Keywords: One-shot, Fourier Features, PDE Solver, Exact Derivatives, Inverse Problems
TL;DR: FAST-LSQ achieves rapid, high-accuracy PDE solutions by combining sinusoidal random features with exact closed-form derivatives to eliminate the computational overhead of automatic differentiation.
Abstract: We present FastLSQ, a framework for PDE solving and inverse problems built on trigonometric random Fourier features with exact analytical derivatives. Trigonometric features admit closed-form derivatives of any order in $O(1)$, enabling graph-free operator assembly without autodiff. Linear PDEs: one least-squares call; nonlinear: Newton--Raphson reusing analytical assembly.
On 17 PDEs (1--6D), FastLSQ achieves $10^{-7}$ in 0.07\,s (linear) and $10^{-8}$--$10^{-9}$ in $<$9\,s (nonlinear), orders of magnitude faster and more accurate than iterative PINNs. Analytical higher-order derivatives yield a differentiable digital twin; we demonstrate inverse problems (heat-source, coil recovery) and PDE discovery. Code: github.com/sulcantonin/FastLSQ; pip install fastlsq.
Journal Opt In: Yes, I want to participate in the IOP focus collection submission
Journal Corresponding Email: sulc.antonin@gmail.com
Journal Notes: While the manuscript was under review, we addressed several key issues and significantly expanded the work on top of addressing the review comments:
- Engineering and Inverse Applications: We validated the method on real-world tasks, including 24-parameter heat source localization, magnetostatic coil recovery, and high-noise PDE discovery.
- Production-Ready Framework: The framework is now fully accessible as a pip-installable Python package (fastlsq) and a public GitHub repository, complete with comprehensive tutorials, examples, and reproducibility scripts.

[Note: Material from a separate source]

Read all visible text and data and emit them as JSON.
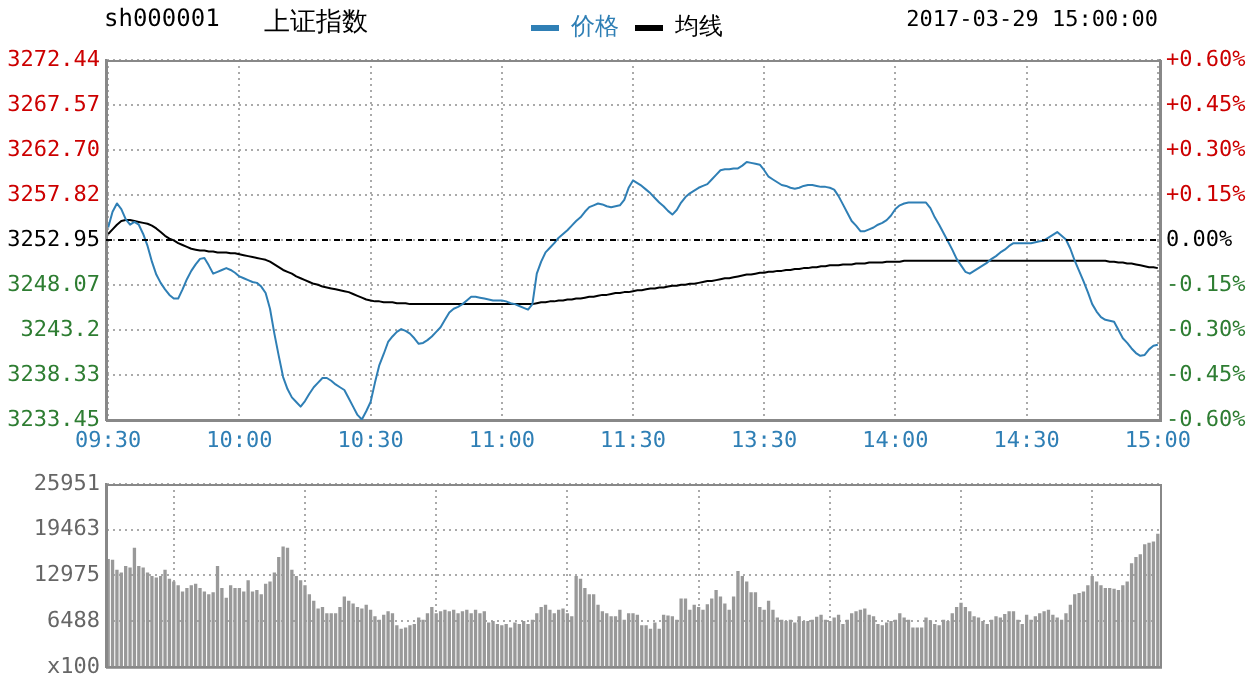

- Automatic Differentiable Scale: We introduced a differentiable learnable scale for automated frequency tuning, along with matrix caching that enables 362x faster parametric sweeps.
- Robustness and Stability: We detailed how 1/sqrt(N) normalization and Tikhonov regularization ensure convergence on stiff problems where alternative methods diverge.
For the extended journal publication, we plan to address the following areas:
-Developing effective preconditioning strategies for high-order PDEs, specifically to handle the matrix conditioning challenges associated with higher-order derivatives (n > 4).
- Extending the framework to vector-valued systems, addressing the straightforward but linear growth in computational complexity.
- Implementing domain decomposition techniques to better handle complex and irregular geometries.
- Providing a rigorous theoretical analysis of approximation, discretization, and conditioning bounds.
Timeline and Constraints:
Solving all of these planned extensions is a question of weeks. There are no known constraints, as we are already actively working on these improvements.